Moving Away from the Toxic Work Culture
Tuesday, May 17, 2022
North Dakota has seen recent examples of staffing shake-ups among certain employers where a toxic environment was cited. It coincides with rhetoric about the need for companies and agencies to offer a more compassionate work setting.
Earlier this year, Fargo Police leaders publicly responded to reports of low morale among officers. Similar issues prompted an internal investigation within Cass County Human Services.
Dr. Hope Umansky, a psychological consultant for Innovations Advocacy Group, said those in management need to pay closer attention to how the workforce has responded to the pandemic.

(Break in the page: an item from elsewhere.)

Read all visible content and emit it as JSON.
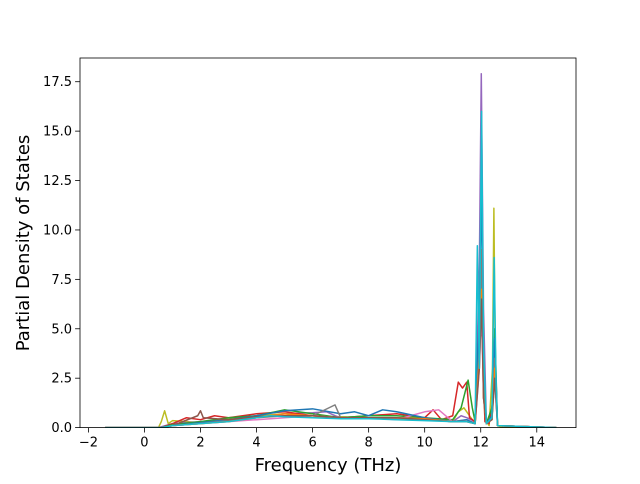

"I don't think people, with the shift in the last two years, are going to put up with just neglecting their families, their homes, their kids anymore," Umansky contended. "A good thing has been a reset toward, 'We don't need to be so busy all the time.' You know, like it's not healthy for anybody."
She emphasized the mindset includes no longer feeling a sense of loyalty to a job if the person doesn't think they are valued by management.
A recent report from MIT Sloan Management looked at turnover data during the "Great Resignation." Researchers found a toxic culture was the leading predictor of attrition.
Umansky pointed out employers who do not look inward and improve leadership will face more instability, which could threaten the company's future.
"If your [organizational] structure, your staff, your people aren't healthy psychologically and happy and thriving, the business isn't going to grow," Umansky stressed.
She added while it's not an issue of ageism, younger generations have different expectations of a work-life balance. She suggests because it has been harder for them to obtain financial security, they have a different set of priorities as it relates to work.